3本脚のカエル見つかる オタマ時代に傷ついた? 研究者「初めて見た」


写真・野中の田んぼの水路で見つかった3本の後ろ脚が生えている奇形のトノサマガエル=2019年7月1日午前10時57分、兵庫県丹波篠山市福住で

 兵庫県丹波篠山市野中の田んぼの水路で、後ろ脚が3本ある奇形のトノサマガエルが見つかった。同市の篠山東雲高校の理科教諭で、日本爬虫両棲類学会員でもある田井彰人さん(50)は、「30年ほどカエルを調査しているが、このようなカエルの実物を見たのは初めて。
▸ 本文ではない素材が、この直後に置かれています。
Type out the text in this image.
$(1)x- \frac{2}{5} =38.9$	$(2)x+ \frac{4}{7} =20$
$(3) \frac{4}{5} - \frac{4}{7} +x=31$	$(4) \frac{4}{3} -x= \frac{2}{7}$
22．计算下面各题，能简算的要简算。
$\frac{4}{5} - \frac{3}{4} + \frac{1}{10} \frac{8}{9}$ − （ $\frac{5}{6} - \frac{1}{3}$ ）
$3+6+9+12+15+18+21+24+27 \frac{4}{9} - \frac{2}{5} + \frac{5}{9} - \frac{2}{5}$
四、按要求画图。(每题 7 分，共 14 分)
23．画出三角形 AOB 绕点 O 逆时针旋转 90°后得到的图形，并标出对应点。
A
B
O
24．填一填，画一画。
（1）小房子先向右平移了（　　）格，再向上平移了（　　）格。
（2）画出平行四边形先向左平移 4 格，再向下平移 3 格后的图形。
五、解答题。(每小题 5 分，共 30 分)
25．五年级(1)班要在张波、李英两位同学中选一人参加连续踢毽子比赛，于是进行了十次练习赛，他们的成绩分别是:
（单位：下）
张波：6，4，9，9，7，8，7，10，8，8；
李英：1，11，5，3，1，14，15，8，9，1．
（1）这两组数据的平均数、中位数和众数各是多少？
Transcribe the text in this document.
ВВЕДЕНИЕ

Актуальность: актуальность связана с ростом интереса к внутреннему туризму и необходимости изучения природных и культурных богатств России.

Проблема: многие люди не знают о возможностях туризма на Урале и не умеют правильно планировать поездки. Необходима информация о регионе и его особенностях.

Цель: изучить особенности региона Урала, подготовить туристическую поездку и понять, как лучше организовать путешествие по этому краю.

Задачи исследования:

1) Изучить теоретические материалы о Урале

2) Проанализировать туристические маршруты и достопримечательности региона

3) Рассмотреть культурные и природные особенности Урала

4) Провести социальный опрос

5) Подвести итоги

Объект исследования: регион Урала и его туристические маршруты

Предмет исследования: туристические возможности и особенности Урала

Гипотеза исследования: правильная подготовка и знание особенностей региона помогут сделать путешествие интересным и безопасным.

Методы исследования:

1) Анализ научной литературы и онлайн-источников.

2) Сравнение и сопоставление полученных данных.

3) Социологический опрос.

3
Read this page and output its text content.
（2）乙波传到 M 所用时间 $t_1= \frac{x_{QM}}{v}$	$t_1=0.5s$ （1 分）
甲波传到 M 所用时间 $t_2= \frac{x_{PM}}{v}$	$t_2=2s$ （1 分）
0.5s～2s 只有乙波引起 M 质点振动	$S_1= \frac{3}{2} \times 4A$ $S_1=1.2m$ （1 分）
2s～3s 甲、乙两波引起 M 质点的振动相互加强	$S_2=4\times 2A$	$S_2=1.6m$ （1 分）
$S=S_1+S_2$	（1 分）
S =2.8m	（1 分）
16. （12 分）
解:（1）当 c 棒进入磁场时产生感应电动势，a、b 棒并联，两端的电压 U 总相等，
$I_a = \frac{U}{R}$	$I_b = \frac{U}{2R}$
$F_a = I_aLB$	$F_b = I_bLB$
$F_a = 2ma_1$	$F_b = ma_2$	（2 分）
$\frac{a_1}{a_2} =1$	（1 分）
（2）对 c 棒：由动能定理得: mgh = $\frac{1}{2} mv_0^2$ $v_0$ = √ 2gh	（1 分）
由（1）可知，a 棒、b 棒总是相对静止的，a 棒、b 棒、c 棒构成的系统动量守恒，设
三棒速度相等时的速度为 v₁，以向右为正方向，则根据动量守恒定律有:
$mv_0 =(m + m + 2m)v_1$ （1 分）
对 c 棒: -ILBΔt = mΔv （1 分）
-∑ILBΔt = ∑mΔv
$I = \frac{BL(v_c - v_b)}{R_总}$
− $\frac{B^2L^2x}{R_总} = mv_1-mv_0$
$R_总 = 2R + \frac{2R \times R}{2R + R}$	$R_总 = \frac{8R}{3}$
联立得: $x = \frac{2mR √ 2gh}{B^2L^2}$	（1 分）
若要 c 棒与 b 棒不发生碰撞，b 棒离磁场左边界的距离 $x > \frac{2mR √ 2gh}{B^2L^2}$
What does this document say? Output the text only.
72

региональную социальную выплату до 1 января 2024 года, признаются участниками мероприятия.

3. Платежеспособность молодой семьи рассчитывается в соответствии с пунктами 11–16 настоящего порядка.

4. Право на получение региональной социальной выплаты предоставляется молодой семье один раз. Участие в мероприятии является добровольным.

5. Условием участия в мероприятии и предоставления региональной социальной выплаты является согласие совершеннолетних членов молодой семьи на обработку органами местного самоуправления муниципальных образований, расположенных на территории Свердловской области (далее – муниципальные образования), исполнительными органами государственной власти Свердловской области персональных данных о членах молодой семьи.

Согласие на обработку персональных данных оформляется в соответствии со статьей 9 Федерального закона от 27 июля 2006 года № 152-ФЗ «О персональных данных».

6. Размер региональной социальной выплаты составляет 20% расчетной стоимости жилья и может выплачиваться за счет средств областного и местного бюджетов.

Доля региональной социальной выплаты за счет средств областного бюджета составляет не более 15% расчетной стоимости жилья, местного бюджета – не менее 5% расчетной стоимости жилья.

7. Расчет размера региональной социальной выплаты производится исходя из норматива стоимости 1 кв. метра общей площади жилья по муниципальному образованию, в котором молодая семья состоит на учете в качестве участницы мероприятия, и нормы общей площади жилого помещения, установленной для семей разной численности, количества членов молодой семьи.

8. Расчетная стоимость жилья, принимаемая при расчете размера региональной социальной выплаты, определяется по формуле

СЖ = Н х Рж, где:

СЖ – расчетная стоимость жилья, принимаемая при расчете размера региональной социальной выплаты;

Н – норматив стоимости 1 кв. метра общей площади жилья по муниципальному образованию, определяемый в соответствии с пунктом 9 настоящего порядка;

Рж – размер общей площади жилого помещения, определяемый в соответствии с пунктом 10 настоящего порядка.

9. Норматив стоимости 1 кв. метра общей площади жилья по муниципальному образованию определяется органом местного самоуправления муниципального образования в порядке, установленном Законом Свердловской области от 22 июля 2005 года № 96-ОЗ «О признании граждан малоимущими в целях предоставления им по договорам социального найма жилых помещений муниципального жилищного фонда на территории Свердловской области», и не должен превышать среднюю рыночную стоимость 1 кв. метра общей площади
この1匹しか見つからなかったので、農薬などの環境汚染ではなく、オタマジャクシの時期に何かしらの理由で脚が生えてくる個所が傷ついたためではないか」と推測している。

 体長約2・5センチで、性別は不明。通常の1対の後ろ脚に加え、もう1本右後ろ脚が生えている。さらにその右後ろ脚のすねの辺りには、ひざ下から先の部分が生えている。

 6月28日、田井さんの近所の住民が発見。連絡を受けて駆けつけた田井さんは飼育しようと、その日にカエルを持ち帰ったが、翌朝には死んでいた。

 田井さんによると、生きていた時、3本の後ろ脚はすべて動いていたが、跳ねることはもちろん、前に進むことすら困難な状態だったという。

 「この状態ではオタマジャクシから変態した後、ほとんどえさを食べていないのでは」と田井さん。「通常このような奇形があると、天敵から逃げることができないので、すぐにヘビや鳥などのえさになってしまう。だから人目に付く機会が一層少なくなる」と話している。

 このカエルは、博物館などの研究機関に送るという。